According to the Auditor General’s Report, during the 2018-2019 financial year, the entire investment made by the Government into Clearwater was written off, but the report said that due to a lack of some details, that could not be confirmed by the auditors. The report explains that the Government had previously made an investment in Clearwater, a Government-owned company, to the tune of $124 million, which represented an investment by Clearwater in the Four Seasons Hotel project. It went on to note that the value of the investment remained unchanged on the Government’s books for quite a few years, despite the fact that the property on which the investment was based was “significantly impaired”.

“It has not been clearly established what was the basis for the entire write-off of the investment. It was also not clear what was the nature of the investment relationship Clearwater had with the hotel owners. The investment and subsequent write-off could not therefore be verified by the auditors,” it stated.

This information was contained in the section of the 2020 Auditor General’s Report which looked at the Government’s debt restructuring programme. The report notes that there was also the write-off of debt due to the Crown by the state-owned enterprises, and the auditors took issue with how some of these matters were “brought to account”.

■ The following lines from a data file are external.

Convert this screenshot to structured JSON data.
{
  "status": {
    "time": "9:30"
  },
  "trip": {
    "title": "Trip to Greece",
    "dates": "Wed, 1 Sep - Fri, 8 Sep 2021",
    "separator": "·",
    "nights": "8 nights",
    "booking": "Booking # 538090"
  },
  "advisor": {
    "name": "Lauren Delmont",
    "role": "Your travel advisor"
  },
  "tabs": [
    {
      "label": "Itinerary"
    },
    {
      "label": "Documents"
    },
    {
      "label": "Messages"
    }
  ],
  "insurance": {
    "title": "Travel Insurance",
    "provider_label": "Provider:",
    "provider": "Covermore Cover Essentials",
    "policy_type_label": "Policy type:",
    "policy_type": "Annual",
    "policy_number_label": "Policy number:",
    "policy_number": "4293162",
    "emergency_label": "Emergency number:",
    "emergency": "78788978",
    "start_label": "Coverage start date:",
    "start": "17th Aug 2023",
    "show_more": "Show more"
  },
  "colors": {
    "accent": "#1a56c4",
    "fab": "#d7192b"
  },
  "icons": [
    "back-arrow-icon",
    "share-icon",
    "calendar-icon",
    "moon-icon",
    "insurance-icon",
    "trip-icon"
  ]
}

“There was a write-down of various instruments issued by Government and held by the National Insurance Department. The write-down of these instruments, which resulted in gains to Government totalling $1.268 billion, should have been reflected in the Statement of Financial Performance. These gains were instead brought to account by a direct credit to the Equity section of the Consolidated Fund which was incorrect.”

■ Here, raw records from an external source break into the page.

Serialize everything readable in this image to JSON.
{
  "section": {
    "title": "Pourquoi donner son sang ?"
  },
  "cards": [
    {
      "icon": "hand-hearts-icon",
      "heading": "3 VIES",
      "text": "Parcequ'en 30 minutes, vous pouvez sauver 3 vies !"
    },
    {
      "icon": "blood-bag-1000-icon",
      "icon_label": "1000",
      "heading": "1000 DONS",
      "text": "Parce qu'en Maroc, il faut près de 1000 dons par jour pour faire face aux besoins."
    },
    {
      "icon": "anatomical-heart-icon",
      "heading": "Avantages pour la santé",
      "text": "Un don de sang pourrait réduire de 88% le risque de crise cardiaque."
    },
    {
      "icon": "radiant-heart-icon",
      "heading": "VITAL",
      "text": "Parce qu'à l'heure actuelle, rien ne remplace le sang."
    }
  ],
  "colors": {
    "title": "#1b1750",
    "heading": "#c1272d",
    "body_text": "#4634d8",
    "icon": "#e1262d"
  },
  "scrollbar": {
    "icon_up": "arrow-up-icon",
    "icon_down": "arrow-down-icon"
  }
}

The report continued, “There was also a write-down of the value of certain instruments held by the Central Bank. According to the instructions given by the Director of Finance, $1.182 billion in Treasury Bills and Notes and Debentures should have been written off. Based on the information provided, it was difficult to assess what was written off since the amounts were not clearly identifiable in the accounts.

The resultant gains were also not brought to account in the Statement of Financial Performance as required. These were instead adjusted to the Equity section of the Consolidated Fund.”

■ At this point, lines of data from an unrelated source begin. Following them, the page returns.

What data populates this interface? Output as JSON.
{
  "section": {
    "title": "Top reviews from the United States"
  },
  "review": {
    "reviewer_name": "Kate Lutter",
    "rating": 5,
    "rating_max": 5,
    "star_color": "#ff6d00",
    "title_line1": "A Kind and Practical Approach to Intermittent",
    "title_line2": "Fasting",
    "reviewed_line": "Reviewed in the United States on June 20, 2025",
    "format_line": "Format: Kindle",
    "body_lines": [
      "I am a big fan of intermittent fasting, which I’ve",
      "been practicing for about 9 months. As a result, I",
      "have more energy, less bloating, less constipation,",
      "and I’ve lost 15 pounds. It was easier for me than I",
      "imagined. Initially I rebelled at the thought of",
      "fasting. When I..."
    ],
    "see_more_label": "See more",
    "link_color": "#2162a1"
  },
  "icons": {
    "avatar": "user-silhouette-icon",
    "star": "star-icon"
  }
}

‘The difference is significant’

Under the section, ‘Accounting for Assets’, questions were raised about overdrawn salaries, the share register, tax receivables and public officers loans and travel allowances (POLTA). The report stated that an amount of $48,941 related to overdrawn salaries, due from public officers, was written-off to the Equity Account. But the auditors said it was unclear why they were written off, adding that no approval was provided for audit inspection. It was also indicated that the Treasury Department did not present schedules for POLTA and overdrawn salaries for audit inspection to support the general ledger balance of $16.279 million as at March 31, 2019, which the auditors explained made it impossible to determine if the general ledger balance was accurate.

The report went on to state that in terms of revenue, the account balances recorded for revenue in the SmartStream general ledger did not match the balances reported by the Barbados Revenue Authority (BRA). The total revenue recorded in the SmartStream general ledger was $1.852 billion, as opposed to the amount submitted by BRA to the Treasury Department reflected a total of $1.999 billion, a difference of $147 million.

“This difference is significant and needs to be explained,” the report concluded.

It also spoke to the provision for doubtful debts and the overdraft facility. Regarding the former, it stated that there is a provision for bad debt of two per cent made for uncollected revenue, but no explanation was provided on how the percentage was derived and the auditor could not assess the “reasonableness of this provision”. On the matter of the overdraft facility at the Central Bank, it was stated that it exceeded its limit of 10 per cent of estimated revenue – $323.303 million, twice between April 1, 2018 and July 31, 2018.

“In these two instances, the balance was exceeded by $10 million. This was contrary to the legislation, which stipulates that the overdraft facility should not exceed 10 per cent of net revenue,” the report said.